COLUMN: After the worst year of my life, this is why I’m thankful today
As journalists, we try to report the daily news objectively. But on this day of gratitude, I would like to take off my reporter’s hat and speak to you as a fellow human being.
Every Thanksgiving, families gather ’round the dinner table and share what they are thankful for. It is a tradition passed down through the generations that today almost seems cliche and trite.
The world is in commotion and it is changing. There is a major shift occurring in our culture. Families are under attack.
For a lot of people, the family dinner table scene at Thanksgiving I just mentioned looks a lot different than it did five, 10 or 20 years ago. Some may be dealing with issues that didn’t exist a year ago at this time.
Over the last year, I have become keenly aware of how quickly family life can change. This makes it difficult to recognize blessings, much less feel gratitude for them.
Newsweek is reporting this week the results of a study on gratitude from Harvard Medical school.
“Gratitude helps people feel more positive emotions, relish good experiences, improve their health, deal with adversity, and build strong relationships,” Harvard researchers stated.
Aside from the challenges of the past year, there is one thought that cuts through all the negativity — my two children.
“It’s two days before Thanksgiving. My family is down for an afternoon nap after an eventful weekend,” I wrote in 2015. “My son, Ryker, came into the world, Saturday, November 21 at 5:21 p.m.”
As I write this, my son is turning 2.
In December 2013, I wrote this shortly after the birth of my first child:
“I held my daughter for the first time within minutes after she was born. There was an immediate connection that left me speechless.”
No matter what life throws at me, there is nothing that can take away the joy of these experiences.
I love my kids. As their father, I worry about the world they are growing up in. I worry about their safety and their well-being. I want them to confide in me and to trust me. I want to teach them what is right, and be a positive influence in their life.

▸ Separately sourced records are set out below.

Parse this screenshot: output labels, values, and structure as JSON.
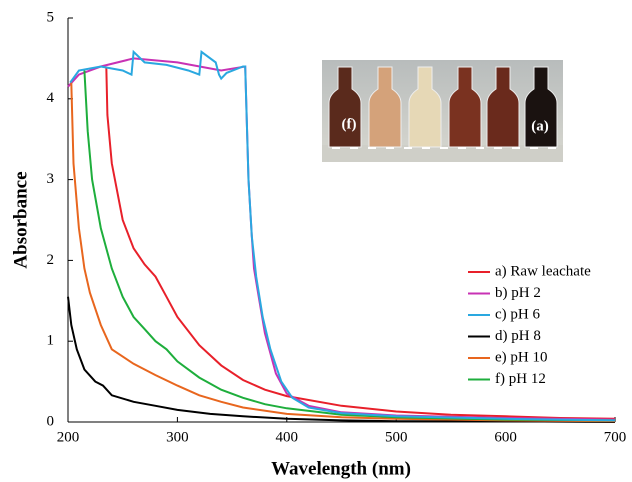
{
  "chart_data": {
    "type": "line",
    "x_label": "Wavelength (nm)",
    "y_label": "Absorbance",
    "xlim": [
      200,
      700
    ],
    "xticks": [
      200,
      300,
      400,
      500,
      600,
      700
    ],
    "ylim": [
      0,
      5
    ],
    "yticks": [
      0,
      1,
      2,
      3,
      4,
      5
    ],
    "legend": "lower right",
    "annotations": [
      "(f)",
      "(a)"
    ],
    "series": [
      {
        "name": "a) Raw leachate",
        "color": "#e8202a",
        "x": [
          235,
          236,
          240,
          250,
          260,
          270,
          280,
          290,
          300,
          320,
          340,
          360,
          380,
          400,
          450,
          500,
          550,
          600,
          650,
          700
        ],
        "values": [
          4.4,
          3.8,
          3.2,
          2.5,
          2.15,
          1.95,
          1.8,
          1.55,
          1.3,
          0.95,
          0.7,
          0.52,
          0.4,
          0.32,
          0.2,
          0.13,
          0.09,
          0.07,
          0.05,
          0.04
        ]
      },
      {
        "name": "b) pH 2",
        "color": "#c832b4",
        "x": [
          200,
          210,
          230,
          260,
          300,
          340,
          362,
          365,
          368,
          370,
          375,
          380,
          390,
          400,
          420,
          450,
          500,
          600,
          700
        ],
        "values": [
          4.15,
          4.3,
          4.4,
          4.5,
          4.45,
          4.35,
          4.4,
          3.0,
          2.3,
          1.9,
          1.5,
          1.1,
          0.6,
          0.35,
          0.2,
          0.12,
          0.08,
          0.05,
          0.03
        ]
      },
      {
        "name": "c) pH 6",
        "color": "#2aa8e0",
        "x": [
          202,
          210,
          230,
          250,
          258,
          260,
          270,
          290,
          310,
          320,
          322,
          335,
          338,
          340,
          345,
          360,
          362,
          365,
          368,
          372,
          378,
          385,
          395,
          405,
          420,
          450,
          500,
          600,
          700
        ],
        "values": [
          4.2,
          4.35,
          4.4,
          4.35,
          4.3,
          4.58,
          4.45,
          4.42,
          4.35,
          4.3,
          4.58,
          4.45,
          4.3,
          4.25,
          4.32,
          4.4,
          4.4,
          3.0,
          2.3,
          1.8,
          1.3,
          0.9,
          0.5,
          0.3,
          0.18,
          0.11,
          0.07,
          0.04,
          0.02
        ]
      },
      {
        "name": "d) pH 8",
        "color": "#000000",
        "x": [
          200,
          203,
          208,
          215,
          225,
          232,
          240,
          260,
          280,
          300,
          330,
          360,
          400,
          450,
          500,
          600,
          700
        ],
        "values": [
          1.55,
          1.2,
          0.9,
          0.65,
          0.5,
          0.45,
          0.33,
          0.25,
          0.2,
          0.15,
          0.1,
          0.07,
          0.04,
          0.02,
          0.01,
          0.01,
          0
        ]
      },
      {
        "name": "e) pH 10",
        "color": "#e8661e",
        "x": [
          203,
          205,
          210,
          215,
          220,
          230,
          240,
          260,
          280,
          300,
          320,
          340,
          360,
          400,
          450,
          500,
          600,
          700
        ],
        "values": [
          4.2,
          3.2,
          2.4,
          1.9,
          1.6,
          1.2,
          0.9,
          0.72,
          0.58,
          0.45,
          0.33,
          0.25,
          0.18,
          0.1,
          0.06,
          0.04,
          0.02,
          0.01
        ]
      },
      {
        "name": "f) pH 12",
        "color": "#1eae3c",
        "x": [
          215,
          218,
          222,
          230,
          240,
          250,
          260,
          270,
          280,
          290,
          300,
          320,
          340,
          360,
          380,
          400,
          450,
          500,
          600,
          700
        ],
        "values": [
          4.35,
          3.6,
          3.0,
          2.4,
          1.9,
          1.55,
          1.3,
          1.15,
          1.0,
          0.9,
          0.75,
          0.55,
          0.4,
          0.3,
          0.22,
          0.17,
          0.09,
          0.06,
          0.03,
          0.02
        ]
      }
    ]
  }
}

If it weren’t for them, I probably would have given up a long time ago. My role as a father is what keeps me going.
Last week, I wrote a story about the Festival of Trees in Idaho Falls.
I was not planning on covering this event, until I learned my sister was singing there on a certain day. I wanted to support her. I was supposed to be working when her performance would be happening, but in my mind I justified attending if I wrote a story on the week-long event.
The Festival of Trees is a 43-year tradition in east Idaho. It happens every year the week before Thanksgiving and kicks off the holiday season.
From the time I was a little kid, I have always loved the holidays. It is my favorite time of year. But this year I was not looking forward to the season.
Last year after Thanksgiving, my family situation changed.
I showed up at The Festival of Trees to hear the sounds of Christmas. I did not want to hear it. For me, it conjured up bad memories and dark emotions.
I made a few contacts, took some pictures and said a quick hello to my family. I did not want to be there any longer than I had to be.
When I paid for my ticket, the lady at the desk gave me an extra one so I could come back with my kids. If nothing else, it is something to do with them that is free, I thought.
A few days later, my children and I went back to Festival of Trees.
I walked in the door to hear my daughter say, “Oh Daddy, I love it.”
She noticed Santa Claus and I could tell she was interested.
“If you sit on his lap, he’ll ask you what you want for Christmas, and deliver it to your house,” I told her. “Would you like to sit on his lap?.”
“Maybe later,” she said. I knew that meant she wanted Santa to come, but wasn’t comfortable with the idea of sitting on the lap of a man she had never met.
After lunch, we looked at the Christmas trees. My daughter loved “The Dress” themed tree and “The Nightmare Before Christmas.” My son liked the Donut tree.
As we began looking at the trees, my son pointed and exclaimed with joy, “Light!”
He was referring to the lights on the trees.
A few days later, I noticed my daughter made a Christmas tree out of Tinkertoys.
This is significant to me in a couple of ways. First, it is important to me to create memories with my kids. Playing with Tinkertoys is one of our shared memories.
Second, if she is making Christmas trees out of Tinkertoys, our time at Festival of Trees must have meant something to her.
I am thankful for the memory we created together by going to Festival of Trees.
I am thankful for the joy my kids feel in simple things, like seeing the light on the tree.
I am thankful for what they teach me about life.
I am thankful to be able to spend Thanksgiving with them and decorate my own Christmas tree with them this weekend.
Most of all, I am thankful to be their dad. They have saved me during the hardest year of my life.